Questa mossa mira a dissipare i dubbi degli investitori di Warner Bros. legati alla struttura del finanziamento, in parte collocato in un trust revocabile. In aggiunta, Paramount ha aumentato la penale di recesso a 5,8 miliardi di dollari nel caso in cui le autorità regolatorie non approvino l’operazione, allineandola a quella prevista dall’offerta concorrente di Netflix, pur lasciando invariato il prezzo di 30 dollari per azione interamente in contanti.

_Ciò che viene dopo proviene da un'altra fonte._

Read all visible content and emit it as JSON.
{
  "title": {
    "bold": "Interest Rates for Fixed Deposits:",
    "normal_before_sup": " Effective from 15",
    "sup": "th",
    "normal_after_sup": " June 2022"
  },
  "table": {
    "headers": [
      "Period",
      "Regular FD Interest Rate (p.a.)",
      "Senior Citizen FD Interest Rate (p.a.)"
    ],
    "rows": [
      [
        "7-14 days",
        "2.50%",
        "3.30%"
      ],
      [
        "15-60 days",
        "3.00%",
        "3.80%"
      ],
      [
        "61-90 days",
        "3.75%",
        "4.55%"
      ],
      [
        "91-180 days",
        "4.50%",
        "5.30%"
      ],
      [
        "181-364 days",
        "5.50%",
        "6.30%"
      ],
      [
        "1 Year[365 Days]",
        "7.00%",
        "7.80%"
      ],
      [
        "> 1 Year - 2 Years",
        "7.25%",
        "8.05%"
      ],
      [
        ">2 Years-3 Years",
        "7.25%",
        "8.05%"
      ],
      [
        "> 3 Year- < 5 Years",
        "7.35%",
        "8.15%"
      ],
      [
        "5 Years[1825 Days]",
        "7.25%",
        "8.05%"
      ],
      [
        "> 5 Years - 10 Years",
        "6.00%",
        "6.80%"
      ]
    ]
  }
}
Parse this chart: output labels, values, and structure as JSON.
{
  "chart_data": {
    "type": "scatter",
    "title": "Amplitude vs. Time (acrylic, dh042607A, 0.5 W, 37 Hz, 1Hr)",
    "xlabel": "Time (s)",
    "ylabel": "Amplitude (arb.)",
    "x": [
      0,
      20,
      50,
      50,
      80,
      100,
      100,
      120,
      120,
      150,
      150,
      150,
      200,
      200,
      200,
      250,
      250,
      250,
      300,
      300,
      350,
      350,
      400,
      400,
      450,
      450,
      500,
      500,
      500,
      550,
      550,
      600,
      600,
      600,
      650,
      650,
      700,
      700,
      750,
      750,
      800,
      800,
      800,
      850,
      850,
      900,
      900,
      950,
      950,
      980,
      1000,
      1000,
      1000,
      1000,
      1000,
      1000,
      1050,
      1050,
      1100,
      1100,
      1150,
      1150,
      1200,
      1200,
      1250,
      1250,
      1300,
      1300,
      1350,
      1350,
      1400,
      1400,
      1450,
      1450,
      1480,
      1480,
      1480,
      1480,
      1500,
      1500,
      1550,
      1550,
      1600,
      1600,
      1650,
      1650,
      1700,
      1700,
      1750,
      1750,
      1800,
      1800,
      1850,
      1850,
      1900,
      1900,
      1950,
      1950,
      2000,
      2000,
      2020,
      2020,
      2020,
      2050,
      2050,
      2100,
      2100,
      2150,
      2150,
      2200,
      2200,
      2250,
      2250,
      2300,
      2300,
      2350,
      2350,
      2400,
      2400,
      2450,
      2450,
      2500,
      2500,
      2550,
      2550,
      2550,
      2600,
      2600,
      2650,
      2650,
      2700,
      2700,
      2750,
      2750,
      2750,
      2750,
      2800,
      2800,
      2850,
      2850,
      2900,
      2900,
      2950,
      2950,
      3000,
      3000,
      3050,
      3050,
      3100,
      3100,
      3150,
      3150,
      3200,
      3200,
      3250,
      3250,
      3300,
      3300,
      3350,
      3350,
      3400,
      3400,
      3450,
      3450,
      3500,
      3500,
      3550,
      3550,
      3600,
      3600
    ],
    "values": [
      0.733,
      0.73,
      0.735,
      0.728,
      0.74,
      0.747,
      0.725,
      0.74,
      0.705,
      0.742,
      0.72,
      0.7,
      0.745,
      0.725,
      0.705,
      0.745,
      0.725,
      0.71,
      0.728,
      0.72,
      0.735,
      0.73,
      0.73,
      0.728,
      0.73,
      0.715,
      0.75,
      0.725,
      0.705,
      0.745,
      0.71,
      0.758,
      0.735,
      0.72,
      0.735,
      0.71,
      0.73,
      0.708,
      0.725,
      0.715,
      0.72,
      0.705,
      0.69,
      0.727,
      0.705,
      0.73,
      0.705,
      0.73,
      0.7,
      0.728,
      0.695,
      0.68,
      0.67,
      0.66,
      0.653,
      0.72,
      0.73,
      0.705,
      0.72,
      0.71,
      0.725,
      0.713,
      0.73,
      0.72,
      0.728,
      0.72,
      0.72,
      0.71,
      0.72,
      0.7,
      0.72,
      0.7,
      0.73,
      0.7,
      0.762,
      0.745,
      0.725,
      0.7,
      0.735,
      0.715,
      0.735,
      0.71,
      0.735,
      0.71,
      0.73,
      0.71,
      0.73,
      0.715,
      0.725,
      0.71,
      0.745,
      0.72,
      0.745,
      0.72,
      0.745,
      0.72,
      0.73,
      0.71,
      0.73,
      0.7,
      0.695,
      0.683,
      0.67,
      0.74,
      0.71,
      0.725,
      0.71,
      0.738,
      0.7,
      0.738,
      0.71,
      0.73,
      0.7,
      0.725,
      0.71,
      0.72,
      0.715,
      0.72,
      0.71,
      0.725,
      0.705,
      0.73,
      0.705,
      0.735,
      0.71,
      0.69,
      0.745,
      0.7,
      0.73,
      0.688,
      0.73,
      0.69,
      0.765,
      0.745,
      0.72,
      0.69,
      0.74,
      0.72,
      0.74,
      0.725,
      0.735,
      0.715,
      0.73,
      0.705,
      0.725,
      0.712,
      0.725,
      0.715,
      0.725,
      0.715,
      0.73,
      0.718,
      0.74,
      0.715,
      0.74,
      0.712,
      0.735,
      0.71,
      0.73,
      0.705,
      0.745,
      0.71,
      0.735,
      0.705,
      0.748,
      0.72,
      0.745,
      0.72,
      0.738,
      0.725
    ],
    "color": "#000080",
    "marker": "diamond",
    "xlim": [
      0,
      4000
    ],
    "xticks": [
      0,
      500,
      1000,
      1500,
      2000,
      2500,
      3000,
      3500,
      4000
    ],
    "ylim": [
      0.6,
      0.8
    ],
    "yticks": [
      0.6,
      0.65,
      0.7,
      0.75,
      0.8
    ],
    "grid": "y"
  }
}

Nonostante questi aggiustamenti, il consiglio di amministrazione di Warner Bros. Discovery ha raccomandato all’unanimità agli azionisti di respingere la precedente offerta di Paramount e ha ribadito una posizione prudente anche dopo le modifiche, invitando a “non intraprendere alcuna azione” sull’offerta emendata.
La ragione principale di tanta cautela resta la maggiore sicurezza del finanziamento proposto da Netflix. L’offerta del gruppo di streaming prevede 23,25 dollari per azione in contanti, un corrispettivo inferiore sul piano nominale, ma riferita al solo comparto cinema/streaming (l’offerta di Ellison comprende invece anche i canali tv di Warner, come CNN, che Warner vuole scorporare in una nuova conglomerata e vendere a parte)

Altri azionisti assumono tuttavia una posizione più attendista. Thomas Poehling, che detiene partecipazioni rilevanti sia in Warner Bros. sia in Paramount, ha indicato che potrebbe accettare l’offerta rivista di Paramount nel caso in cui Netflix non rilanci, soprattutto perché Paramount potrebbe avere maggiori chance di ottenere l’approvazione delle autorità regolatorie. A suo giudizio, la garanzia personale di Larry Ellison aggiunge stabilità e riduce in modo significativo l’incertezza sul finanziamento.
Il quadro azionario rende il processo decisionale ancora più complesso. I tre maggiori azionisti di Warner Bros. – Vanguard, State Street e BlackRock – controllano insieme almeno il 22% della società e figurano anche tra i principali investitori sia di Paramount sia di Netflix.
Questa sovrapposizione di interessi contribuisce a spiegare la cautela del mercato e l’attenzione maniacale ai dettagli finanziari e regolatori. Gli azionisti di Warner Bros. hanno ora tempo fino al 21 gennaio, termine prorogato rispetto al precedentemente fissato 8 gennaio, per accettare o respingere l’offerta di Paramount, mentre la partita resta aperta e l’esito tutt’altro che scontato.